Assistência Social: Ação para crianças no Bairro Amapá inaugura nova Unidade Móvel Educativa

Ao todo, 18 crianças participaram das atividades. Foram entregues máscaras para todas as crianças que não dispunham. Também foram tomados todos os cuidados relativos a álcool em gel, higienização e demais recomendações da Organização Mundial de Saúde (OMS).

Na última sexta-feira (7), pela manhã, o Centro de Referência Especializado de Assistência Social (Creas) e o Centro de Referência de Assistência Social (Cras) realizaram atividades educativas com as crianças do Bairro Amapá sobre o gerenciamento da equipe do Programa de Erradicação do Trabalho Infantil (PETI).

A atividade é a primeira realizada com a nova Unidade Móvel Educativa, adquirida no final de julho. O veículo é uma van, doada pelo Ministério Público do Trabalho (MPT) e trás um novo conceito pedagógico, sendo completamente equipada com central de ar, televisão, bebedouro, mesa, acentos. Além de jogos, brinquedos educativos, livros paradidáticos, adquiridos através do Programa Criança Feliz, da Secretaria de Assistência Social, Proteção e Assuntos Comunitários (Seaspac).

A equipe que se dirige ao local é composta por técnicos, assistentes sociais, psicólogos, pedagogos, orientador social, auxiliar social e sociólogo. “A van será utilizada para trabalhar as famílias, indo dentro da comunidade.
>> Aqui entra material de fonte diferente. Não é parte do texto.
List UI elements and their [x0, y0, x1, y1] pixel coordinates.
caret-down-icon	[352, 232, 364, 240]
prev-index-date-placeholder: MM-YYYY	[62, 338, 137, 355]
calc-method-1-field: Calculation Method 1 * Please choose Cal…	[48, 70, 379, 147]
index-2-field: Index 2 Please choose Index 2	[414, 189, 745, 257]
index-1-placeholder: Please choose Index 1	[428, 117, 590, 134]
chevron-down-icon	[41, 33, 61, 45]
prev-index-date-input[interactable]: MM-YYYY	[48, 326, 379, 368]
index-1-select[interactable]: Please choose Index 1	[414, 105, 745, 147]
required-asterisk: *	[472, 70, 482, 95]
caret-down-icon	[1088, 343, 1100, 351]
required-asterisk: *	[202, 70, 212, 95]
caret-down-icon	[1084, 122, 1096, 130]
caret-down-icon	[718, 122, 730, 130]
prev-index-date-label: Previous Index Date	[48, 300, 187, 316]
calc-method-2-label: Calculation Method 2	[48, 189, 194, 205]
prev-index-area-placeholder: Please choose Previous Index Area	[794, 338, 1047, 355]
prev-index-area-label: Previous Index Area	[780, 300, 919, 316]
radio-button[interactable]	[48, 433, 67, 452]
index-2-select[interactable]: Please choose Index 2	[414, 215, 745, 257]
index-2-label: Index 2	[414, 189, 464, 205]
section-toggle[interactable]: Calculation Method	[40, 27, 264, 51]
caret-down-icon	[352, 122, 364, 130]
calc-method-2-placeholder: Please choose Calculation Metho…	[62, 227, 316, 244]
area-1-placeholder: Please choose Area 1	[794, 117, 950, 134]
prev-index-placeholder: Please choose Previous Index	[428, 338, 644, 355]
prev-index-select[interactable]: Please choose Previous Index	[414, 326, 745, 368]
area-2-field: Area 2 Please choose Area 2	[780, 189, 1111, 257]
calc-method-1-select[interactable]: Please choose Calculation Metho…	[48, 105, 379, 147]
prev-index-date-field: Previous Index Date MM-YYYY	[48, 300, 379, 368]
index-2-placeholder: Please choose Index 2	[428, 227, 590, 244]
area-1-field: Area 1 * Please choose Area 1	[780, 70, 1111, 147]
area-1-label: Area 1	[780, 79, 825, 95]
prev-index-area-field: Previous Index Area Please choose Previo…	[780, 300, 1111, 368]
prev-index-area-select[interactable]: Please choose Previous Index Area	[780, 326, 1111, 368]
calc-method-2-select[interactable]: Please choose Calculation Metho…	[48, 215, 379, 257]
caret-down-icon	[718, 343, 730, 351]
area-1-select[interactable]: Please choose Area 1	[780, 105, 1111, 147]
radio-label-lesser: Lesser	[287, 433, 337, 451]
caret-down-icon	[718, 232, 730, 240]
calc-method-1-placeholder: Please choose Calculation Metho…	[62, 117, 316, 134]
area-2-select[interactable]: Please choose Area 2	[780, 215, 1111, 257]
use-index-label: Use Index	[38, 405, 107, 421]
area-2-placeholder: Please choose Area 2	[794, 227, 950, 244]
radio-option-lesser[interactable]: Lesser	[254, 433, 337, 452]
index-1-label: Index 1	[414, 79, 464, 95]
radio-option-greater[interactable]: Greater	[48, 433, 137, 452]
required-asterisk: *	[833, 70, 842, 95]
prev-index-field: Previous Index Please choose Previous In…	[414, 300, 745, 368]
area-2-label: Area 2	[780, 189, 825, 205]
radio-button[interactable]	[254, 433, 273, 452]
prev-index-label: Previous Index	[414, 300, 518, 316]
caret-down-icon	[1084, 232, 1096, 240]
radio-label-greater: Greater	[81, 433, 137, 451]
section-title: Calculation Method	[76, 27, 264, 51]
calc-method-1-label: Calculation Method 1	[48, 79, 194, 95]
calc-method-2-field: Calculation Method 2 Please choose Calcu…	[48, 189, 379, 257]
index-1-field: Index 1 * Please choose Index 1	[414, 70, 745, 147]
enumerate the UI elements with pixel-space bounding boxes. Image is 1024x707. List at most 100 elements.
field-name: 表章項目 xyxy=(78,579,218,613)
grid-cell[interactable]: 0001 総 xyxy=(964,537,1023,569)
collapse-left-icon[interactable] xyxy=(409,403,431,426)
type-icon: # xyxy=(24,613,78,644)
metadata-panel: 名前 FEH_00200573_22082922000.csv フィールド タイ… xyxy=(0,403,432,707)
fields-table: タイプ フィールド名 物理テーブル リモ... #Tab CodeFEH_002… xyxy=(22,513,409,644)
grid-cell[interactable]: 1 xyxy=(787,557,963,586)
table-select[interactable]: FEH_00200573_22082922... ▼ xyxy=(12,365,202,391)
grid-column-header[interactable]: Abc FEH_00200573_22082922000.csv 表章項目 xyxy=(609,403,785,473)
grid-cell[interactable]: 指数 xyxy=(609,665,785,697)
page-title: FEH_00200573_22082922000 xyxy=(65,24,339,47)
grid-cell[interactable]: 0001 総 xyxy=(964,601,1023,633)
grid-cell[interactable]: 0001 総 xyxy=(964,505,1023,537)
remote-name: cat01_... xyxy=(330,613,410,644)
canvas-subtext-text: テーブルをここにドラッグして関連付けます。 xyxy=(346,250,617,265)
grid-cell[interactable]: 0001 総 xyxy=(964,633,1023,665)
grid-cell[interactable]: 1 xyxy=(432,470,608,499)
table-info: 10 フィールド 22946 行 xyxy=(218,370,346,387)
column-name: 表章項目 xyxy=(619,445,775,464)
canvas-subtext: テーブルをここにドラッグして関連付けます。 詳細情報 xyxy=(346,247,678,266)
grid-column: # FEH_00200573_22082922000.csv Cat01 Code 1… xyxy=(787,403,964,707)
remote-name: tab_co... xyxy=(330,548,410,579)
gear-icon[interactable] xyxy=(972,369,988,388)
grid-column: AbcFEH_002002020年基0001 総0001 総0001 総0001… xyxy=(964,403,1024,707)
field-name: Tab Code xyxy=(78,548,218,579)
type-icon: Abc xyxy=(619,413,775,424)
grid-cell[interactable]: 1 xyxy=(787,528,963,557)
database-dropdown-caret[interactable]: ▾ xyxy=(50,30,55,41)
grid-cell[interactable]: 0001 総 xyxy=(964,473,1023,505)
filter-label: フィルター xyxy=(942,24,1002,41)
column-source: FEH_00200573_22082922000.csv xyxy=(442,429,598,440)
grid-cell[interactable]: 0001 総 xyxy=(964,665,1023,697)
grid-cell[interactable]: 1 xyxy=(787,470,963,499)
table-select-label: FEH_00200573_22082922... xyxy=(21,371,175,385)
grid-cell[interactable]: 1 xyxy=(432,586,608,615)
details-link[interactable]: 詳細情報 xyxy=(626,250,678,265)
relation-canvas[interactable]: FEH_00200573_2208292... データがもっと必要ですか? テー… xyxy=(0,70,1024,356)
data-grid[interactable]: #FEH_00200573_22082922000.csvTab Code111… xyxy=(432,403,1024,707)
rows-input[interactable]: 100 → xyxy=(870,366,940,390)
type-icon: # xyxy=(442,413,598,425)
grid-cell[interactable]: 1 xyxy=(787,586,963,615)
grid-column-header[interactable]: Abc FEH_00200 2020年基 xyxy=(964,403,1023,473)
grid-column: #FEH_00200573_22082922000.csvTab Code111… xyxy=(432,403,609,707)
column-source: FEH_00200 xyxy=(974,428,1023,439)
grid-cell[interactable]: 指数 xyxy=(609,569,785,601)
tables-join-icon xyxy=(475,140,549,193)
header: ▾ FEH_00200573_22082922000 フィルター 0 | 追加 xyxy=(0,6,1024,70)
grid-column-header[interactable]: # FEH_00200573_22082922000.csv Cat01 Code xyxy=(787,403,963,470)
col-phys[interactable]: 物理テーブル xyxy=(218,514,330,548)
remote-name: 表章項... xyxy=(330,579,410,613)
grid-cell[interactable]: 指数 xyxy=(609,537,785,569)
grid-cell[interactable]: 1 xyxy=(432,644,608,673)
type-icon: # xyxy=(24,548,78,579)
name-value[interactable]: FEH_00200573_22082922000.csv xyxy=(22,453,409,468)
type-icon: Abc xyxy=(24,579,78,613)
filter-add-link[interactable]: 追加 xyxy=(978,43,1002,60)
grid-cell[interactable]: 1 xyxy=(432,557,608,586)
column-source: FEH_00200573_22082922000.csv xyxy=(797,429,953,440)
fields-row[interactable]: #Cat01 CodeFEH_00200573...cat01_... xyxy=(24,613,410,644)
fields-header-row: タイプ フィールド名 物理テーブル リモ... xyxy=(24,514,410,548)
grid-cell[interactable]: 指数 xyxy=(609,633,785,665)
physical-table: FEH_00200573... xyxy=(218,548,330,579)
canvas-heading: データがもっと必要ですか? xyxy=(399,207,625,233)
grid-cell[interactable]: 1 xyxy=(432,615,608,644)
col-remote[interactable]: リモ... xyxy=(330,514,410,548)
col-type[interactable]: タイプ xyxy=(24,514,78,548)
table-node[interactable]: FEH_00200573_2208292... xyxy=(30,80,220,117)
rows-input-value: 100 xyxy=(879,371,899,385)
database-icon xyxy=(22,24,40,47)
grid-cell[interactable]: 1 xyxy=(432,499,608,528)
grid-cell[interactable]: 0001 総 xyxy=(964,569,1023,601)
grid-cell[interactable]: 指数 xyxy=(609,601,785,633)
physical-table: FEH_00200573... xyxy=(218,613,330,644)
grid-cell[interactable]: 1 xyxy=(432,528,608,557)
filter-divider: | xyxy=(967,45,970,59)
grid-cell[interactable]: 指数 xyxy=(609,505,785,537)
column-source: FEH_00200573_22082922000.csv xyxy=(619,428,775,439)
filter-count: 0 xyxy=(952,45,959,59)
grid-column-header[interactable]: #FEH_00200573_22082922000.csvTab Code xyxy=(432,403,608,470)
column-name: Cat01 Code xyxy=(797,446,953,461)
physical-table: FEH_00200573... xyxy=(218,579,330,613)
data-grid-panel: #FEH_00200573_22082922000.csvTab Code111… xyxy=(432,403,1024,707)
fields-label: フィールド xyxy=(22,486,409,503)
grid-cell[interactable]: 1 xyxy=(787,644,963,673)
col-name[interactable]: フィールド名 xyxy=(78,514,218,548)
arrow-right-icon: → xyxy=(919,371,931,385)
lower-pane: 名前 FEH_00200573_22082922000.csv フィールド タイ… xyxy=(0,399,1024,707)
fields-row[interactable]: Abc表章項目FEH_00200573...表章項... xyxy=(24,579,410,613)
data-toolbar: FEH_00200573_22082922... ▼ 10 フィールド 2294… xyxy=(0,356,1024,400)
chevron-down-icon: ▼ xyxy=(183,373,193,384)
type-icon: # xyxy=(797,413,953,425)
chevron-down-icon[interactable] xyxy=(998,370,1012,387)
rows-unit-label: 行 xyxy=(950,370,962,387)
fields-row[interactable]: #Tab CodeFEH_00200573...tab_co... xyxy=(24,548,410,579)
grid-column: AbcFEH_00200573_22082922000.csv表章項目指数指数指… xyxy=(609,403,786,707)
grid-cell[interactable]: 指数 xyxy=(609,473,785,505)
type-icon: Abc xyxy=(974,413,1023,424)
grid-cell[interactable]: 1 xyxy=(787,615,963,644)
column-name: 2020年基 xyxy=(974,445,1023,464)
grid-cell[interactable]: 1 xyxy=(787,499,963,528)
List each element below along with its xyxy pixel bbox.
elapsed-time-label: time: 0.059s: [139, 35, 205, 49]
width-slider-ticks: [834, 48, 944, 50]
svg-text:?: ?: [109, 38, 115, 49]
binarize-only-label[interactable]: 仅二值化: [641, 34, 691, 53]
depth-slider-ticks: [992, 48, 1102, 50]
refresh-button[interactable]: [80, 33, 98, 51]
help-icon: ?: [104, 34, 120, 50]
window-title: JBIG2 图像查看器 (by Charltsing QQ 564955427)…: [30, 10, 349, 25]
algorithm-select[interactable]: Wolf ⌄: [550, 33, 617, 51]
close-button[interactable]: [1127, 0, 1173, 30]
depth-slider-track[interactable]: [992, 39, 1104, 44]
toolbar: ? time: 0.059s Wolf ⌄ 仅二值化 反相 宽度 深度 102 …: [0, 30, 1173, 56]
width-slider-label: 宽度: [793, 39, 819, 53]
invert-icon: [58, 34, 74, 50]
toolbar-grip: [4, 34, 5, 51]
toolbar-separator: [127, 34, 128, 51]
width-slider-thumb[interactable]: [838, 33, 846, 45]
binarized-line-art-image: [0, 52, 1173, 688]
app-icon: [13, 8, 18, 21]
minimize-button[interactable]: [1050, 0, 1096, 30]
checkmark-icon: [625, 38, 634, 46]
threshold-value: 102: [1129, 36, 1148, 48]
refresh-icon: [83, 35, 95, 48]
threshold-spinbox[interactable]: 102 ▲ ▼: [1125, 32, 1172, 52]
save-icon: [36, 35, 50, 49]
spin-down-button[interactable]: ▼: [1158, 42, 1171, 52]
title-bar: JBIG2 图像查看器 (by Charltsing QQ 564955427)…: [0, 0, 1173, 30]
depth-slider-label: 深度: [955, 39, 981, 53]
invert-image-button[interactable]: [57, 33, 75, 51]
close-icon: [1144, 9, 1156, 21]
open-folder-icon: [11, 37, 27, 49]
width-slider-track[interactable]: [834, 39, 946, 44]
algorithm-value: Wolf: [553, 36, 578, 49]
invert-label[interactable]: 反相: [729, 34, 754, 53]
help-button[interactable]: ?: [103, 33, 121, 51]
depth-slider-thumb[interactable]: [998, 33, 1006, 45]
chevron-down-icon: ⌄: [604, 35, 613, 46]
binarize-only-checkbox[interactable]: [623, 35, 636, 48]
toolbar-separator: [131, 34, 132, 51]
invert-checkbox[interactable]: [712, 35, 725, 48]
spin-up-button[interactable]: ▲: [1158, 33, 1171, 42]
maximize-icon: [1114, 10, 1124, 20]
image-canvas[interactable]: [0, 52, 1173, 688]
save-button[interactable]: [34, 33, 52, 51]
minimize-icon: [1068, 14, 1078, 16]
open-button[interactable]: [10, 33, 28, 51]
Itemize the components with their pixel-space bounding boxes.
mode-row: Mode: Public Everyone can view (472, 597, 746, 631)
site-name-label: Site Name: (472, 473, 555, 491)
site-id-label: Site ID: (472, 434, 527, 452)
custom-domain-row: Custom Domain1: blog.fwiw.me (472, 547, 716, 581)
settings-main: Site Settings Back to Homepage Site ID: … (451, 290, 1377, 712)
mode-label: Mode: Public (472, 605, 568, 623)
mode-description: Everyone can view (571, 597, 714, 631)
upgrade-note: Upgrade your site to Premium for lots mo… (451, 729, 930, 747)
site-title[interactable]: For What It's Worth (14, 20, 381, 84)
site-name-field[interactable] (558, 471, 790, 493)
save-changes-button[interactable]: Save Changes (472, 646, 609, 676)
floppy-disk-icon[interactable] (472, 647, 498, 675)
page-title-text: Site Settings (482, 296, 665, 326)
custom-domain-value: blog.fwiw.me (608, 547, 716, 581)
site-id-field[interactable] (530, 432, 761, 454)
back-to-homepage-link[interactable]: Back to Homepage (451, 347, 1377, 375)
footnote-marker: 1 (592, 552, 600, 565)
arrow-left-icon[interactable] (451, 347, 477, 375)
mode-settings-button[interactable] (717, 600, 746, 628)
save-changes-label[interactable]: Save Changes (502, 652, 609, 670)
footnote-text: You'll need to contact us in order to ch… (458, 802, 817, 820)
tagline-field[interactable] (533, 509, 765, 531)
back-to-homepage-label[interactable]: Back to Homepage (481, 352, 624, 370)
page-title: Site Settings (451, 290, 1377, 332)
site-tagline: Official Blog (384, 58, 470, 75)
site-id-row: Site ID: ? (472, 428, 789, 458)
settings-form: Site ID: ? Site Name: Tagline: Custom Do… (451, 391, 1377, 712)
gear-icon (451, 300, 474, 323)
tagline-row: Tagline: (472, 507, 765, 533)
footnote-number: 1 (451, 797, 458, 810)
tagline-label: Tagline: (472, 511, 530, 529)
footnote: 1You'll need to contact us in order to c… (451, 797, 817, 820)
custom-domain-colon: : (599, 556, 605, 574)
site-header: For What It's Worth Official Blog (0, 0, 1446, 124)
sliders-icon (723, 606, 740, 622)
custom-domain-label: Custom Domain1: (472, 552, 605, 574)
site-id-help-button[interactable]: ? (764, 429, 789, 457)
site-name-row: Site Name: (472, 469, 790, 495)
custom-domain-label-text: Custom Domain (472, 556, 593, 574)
Podendo chegar até onde elas estão e trabalharmos essa questão do trabalho infantil, falando com os pais, familiares e realizando brincadeiras recreativas, contação de histórias, tarefas e acesso a leitura para as crianças.”, explica Maria Neusa da Silva, coordenadora do Creas.

Ela explica que nesse primeiro momento a ação se deu de maneira reduzida, envolvendo apenas as crianças, devido as questões de segurança relativas a pandemia do novo Coronavirus. Ao todo, 18 crianças participaram das atividades. Foram entregues máscaras para todas as crianças que não dispunham. Também foram tomados todos os cuidados relativos a álcool em gel, higienização e demais recomendações da Organização Mundial de Saúde (OMS).

“Como vamos entrar na comunidade, vivenciar ela, sempre buscamos o apoio de um morador. Conversamos, explicamos quem somos e essa pessoa abre as portas do local como ponto de apoio. Fazemos o convite escrito, com hora, local, objetivo e entregamos na comunidade”, explica. Na ação também foram entregues lanches para as crianças.

Outras ações

Recentemente a assistência social do município também ganhou a Casa dos Conselhos. O local que contempla os Conselhos Municipais de Assistência Social (CMAS), o dos Direitos da Criança e do Adolescente (CMDCA) e o dos Direitos da Pessoa com Deficiência (CMDPD), já está funcionando. Esses órgãos antes funcionavam dentro da sede da Seaspac e agora contam com salas independentes e auditório para melhor atender a demanda da cidade.

A Casa Lar é outra conquista recente da cidade. Um espaço para receber crianças e adolescentes que necessitam de espaço protetivo. Essas crianças hoje estão no Espaço de Atendimento Provisório (EAP). Essa nova modalidade de acolhimento visa ser mais humana e propiciar um ambiente mais familiar às crianças.

Segundo Luís Silva, coordenador do Programa Criança Feliz, essa é a primeira Casa Lar do Estado e uma das poucas administradas por órgão público. “A maioria é administrada por ONGs. Então estamos estudando a nossa dinâmica. A ideia é que os cuidadores sejam uma espécie de pai e mãe. Tirar o teor institucional. Estamos analisando como trabalhar essa metodologia da melhor forma”, explica.

As casas do novo espaço são totalmente mobiliadas, medem 161,55 m² e possuem 3 quartos, sala de estar e jantar, cozinha, três banheiros, dispensa, quintal  e jardim. Duas das casas contêm berçários com fraldários para o acolhimento de bebês. A capacidade é para até 40 crianças e adolescentes, sendo 10 em cada casa lar, distribuídas inicialmente por faixa etária e grupos de irmãos. Atualmente a assistência social do município propicia moradia a 34 crianças, 21 no abrigo além das 13 que estão sobre a custódia da Família Acolhedora.